Everyone else pretty much had the same reaction. I had never seen a dead person – in real life or in pictures – and was surprised at how sick it made me feel. Lance was the only one who made it through th
e stack without commenting. He just adjusted his hat and walked back to the fire.
“You found these in his office? Were they just sitting around?”
“No,” Nate said. “When I first walked in, I didn’t notice anything. I opened a drawer or two. Nothing too weird. I did find a pistol under a pharmacy book, but I knew he had that anyway, just didn’t know where he kept it.”
“So where were the photos?”
“You may have noticed when you were over that everything in my house is always perfectly in its place. Silverware, dishtowels, furniture, you name it. It’s one of Doc Mayes’s many mandates. The one thing that caught my eye when I walked in was this painting he has hanging behind his chair. It was crooked. Not enough for most people to notice it, but I sure did. So out of habit I tried to adjust it, but something dragged on the canvas from behind. I pulled it off the hook, and there was a wall safe. And it was unlocked.”
“Damn. This is like a spy movie,” Mark said. “I’ve never seen a wall safe before.”

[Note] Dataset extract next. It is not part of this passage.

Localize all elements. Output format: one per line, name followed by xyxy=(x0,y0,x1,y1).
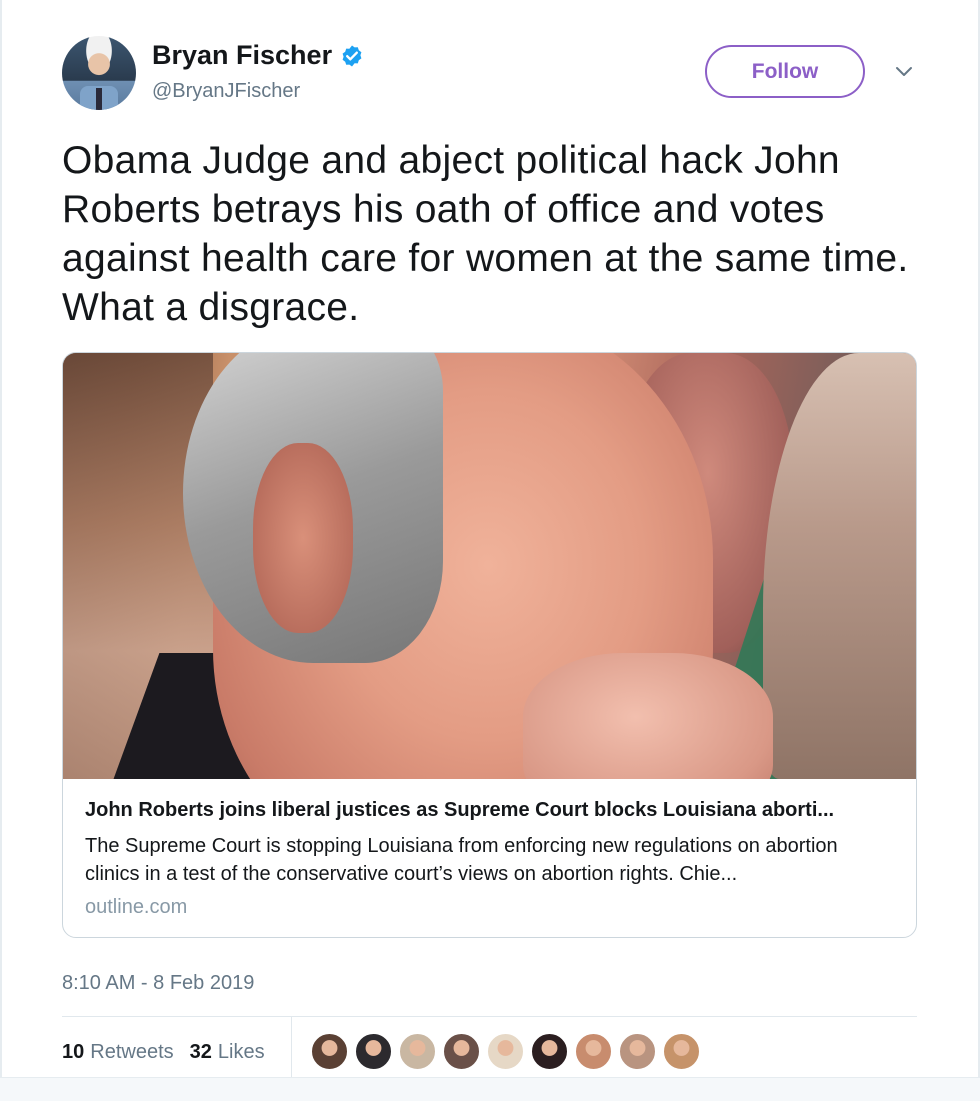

“Me neither. When I first opened it, I was pretty disappointed. No gold or jewelry like I was expecting. At first glance just some medical records and other paperwork. Then I took another look and tucked in the back I found a small, blank folder. I opened it up and there they were.”
“Anything else?” I asked.
“Uh, not really.”
“Do you know these people?”
“I don’t have a clue who they are. Thank goodness.”
“Wow,” Hop said, taking a closer look. “Do you think your dad, you know, did this?”
“I don’t know,” he said. “I don’t know.”
“Does he even know you have these, Nate?” I asked. “I mean, if he is such a stickler for details, he has to realize they’re gone.”
“Funny you should ask, because I don’t think he suspected anything for a few days. I left the empty folder in there. It wasn’t until yesterday that he accused me of going into his office. Didn’t utter a word about the safe, but he stormed into my room and asked if I’d been in there. He was beyond livid.”